1. Ecologists have long sought to distinguish relationships that are general from those that are idiosyncratic to a narrow range of conditions. Conventional methods of model validation and selection assess in- or out-of-sample prediction accuracy but do not assess model generality or transferability, which can lead to overestimates of performance when predicting in other locations, time periods or data sets.
2. We propose an intuitive method for evaluating transferability based on techniques currently in use in the area of species distribution modelling. The method involves cross-validation in which data are assigned non-randomly to groups that are spatially, temporally or otherwise distinct, thus using heterogeneity in the data set as a surrogate for heterogeneity among data sets.

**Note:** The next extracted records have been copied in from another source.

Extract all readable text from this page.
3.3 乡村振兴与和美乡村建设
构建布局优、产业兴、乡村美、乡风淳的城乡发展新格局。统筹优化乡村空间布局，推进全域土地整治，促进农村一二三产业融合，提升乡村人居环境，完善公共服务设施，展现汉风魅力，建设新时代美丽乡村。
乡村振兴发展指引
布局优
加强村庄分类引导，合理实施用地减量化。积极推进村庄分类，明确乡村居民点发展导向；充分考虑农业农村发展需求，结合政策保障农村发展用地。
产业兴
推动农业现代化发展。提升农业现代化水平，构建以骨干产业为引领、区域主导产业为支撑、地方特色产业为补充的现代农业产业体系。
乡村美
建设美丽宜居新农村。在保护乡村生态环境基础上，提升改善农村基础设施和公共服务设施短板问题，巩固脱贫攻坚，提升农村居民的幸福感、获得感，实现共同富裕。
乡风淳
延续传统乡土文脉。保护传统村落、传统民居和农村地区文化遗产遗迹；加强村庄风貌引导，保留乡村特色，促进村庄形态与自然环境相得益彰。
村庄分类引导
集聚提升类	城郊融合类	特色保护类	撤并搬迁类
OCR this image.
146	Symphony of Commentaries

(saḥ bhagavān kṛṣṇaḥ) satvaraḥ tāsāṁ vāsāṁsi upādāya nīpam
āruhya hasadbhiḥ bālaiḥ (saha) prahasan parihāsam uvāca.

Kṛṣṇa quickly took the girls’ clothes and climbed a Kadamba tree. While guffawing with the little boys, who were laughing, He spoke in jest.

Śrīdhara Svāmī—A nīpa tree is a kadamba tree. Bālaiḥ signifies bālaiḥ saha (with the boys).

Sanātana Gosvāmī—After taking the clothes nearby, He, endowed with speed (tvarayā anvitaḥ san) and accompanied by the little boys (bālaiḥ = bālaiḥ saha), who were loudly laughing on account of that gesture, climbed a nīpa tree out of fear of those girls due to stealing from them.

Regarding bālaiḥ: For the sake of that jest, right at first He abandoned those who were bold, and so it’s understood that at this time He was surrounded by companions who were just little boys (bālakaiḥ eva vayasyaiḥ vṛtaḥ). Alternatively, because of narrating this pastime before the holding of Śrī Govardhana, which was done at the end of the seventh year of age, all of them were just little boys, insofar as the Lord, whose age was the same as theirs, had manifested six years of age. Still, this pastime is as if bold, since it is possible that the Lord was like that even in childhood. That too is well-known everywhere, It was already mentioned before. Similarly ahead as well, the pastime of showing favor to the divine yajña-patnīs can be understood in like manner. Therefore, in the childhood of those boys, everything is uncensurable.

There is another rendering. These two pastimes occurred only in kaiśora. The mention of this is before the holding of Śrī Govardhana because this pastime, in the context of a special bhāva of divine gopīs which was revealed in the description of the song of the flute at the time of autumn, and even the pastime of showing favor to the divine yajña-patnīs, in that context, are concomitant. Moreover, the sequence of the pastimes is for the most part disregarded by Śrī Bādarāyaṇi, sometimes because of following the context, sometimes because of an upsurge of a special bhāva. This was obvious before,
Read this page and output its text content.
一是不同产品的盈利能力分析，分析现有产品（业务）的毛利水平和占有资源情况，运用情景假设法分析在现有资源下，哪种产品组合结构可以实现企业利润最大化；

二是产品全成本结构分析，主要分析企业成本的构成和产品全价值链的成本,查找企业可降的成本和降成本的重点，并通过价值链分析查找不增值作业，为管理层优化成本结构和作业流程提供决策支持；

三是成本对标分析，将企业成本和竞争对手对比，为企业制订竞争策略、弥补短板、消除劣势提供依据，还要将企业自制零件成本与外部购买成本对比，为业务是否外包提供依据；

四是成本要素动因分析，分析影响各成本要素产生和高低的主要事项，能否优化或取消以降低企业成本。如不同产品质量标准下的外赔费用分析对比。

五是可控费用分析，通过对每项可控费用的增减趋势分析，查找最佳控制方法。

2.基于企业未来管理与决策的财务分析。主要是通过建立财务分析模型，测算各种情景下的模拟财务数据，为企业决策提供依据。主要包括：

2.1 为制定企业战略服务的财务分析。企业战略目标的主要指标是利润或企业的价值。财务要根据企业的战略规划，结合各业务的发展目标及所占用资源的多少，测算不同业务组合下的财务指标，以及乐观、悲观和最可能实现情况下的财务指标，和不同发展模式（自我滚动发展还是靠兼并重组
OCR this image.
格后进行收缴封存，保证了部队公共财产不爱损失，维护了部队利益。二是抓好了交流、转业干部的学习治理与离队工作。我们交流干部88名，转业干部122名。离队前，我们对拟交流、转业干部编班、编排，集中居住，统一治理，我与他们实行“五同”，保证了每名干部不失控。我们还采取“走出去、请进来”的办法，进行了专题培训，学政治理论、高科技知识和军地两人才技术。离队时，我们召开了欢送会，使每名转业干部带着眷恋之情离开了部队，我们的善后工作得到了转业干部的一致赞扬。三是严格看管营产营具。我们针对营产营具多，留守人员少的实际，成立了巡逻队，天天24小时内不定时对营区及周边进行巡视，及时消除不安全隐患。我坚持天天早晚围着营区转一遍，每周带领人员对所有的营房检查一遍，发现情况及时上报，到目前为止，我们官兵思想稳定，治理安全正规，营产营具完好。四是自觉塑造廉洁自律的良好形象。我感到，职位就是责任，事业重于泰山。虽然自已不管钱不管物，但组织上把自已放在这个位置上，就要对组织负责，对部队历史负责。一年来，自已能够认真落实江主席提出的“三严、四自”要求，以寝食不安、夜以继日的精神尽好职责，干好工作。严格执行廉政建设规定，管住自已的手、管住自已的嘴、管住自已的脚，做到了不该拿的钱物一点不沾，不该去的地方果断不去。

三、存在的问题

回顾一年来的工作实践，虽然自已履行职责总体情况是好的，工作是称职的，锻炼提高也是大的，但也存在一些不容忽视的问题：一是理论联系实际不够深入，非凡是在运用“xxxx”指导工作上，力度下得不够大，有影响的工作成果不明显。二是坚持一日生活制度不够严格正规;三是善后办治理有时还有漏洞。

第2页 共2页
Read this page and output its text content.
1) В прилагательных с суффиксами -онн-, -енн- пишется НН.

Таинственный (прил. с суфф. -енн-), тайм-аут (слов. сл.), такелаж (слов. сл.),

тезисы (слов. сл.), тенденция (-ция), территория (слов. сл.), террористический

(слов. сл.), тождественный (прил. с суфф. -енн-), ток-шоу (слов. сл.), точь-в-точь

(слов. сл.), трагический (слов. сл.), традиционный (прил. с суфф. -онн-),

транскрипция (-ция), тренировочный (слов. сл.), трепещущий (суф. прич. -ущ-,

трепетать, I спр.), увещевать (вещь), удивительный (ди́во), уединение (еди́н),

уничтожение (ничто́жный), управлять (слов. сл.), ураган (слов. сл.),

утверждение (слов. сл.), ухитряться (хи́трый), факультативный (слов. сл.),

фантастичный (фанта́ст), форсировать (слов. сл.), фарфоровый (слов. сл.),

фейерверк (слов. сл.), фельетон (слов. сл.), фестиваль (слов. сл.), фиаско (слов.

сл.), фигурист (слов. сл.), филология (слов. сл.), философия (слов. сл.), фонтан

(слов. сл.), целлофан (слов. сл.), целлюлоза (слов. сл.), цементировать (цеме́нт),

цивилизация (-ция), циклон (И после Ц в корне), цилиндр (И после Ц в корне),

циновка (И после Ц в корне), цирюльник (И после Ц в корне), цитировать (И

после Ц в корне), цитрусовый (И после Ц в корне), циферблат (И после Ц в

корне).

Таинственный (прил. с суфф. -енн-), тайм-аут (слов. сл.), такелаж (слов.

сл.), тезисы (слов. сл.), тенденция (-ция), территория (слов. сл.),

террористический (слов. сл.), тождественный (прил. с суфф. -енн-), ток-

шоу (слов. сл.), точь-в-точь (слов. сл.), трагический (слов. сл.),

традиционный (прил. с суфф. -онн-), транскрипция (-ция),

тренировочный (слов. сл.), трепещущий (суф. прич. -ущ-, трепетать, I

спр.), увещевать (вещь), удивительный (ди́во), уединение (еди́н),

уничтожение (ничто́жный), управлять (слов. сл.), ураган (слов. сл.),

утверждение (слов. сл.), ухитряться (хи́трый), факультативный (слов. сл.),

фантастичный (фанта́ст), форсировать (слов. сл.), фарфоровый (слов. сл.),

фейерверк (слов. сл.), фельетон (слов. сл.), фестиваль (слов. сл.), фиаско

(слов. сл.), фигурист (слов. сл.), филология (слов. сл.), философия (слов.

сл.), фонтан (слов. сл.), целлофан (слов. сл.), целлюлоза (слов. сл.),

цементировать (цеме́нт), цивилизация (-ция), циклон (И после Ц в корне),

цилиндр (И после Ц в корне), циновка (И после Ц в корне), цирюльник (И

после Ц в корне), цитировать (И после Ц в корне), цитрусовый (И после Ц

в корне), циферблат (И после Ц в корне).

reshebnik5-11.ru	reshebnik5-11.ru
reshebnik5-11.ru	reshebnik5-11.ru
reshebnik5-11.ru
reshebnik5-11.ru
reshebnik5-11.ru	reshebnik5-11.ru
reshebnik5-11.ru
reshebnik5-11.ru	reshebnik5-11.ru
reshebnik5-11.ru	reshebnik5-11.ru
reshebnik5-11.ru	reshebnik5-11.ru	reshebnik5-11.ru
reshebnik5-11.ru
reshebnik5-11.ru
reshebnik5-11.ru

3. We illustrate the method by applying it to distribution modelling of brook trout (Salvelinus fontinalis Mitchill) and brown trout (Salmo trutta Linnaeus) in western United States. We show that machine-learning techniques such as random forests and artificial neural networks can produce models with excellent in-sample performance but poor transferability, unless complexity is constrained. In our example, traditional linear models have greater transferability.
4. We recommend the use of a transferability assessment whenever there is interest in making inferences beyond the data set used for model fitting. Such an assessment can be used both for validation and for model selection and provides important information beyond what can be learned from conventional validation and selection techniques.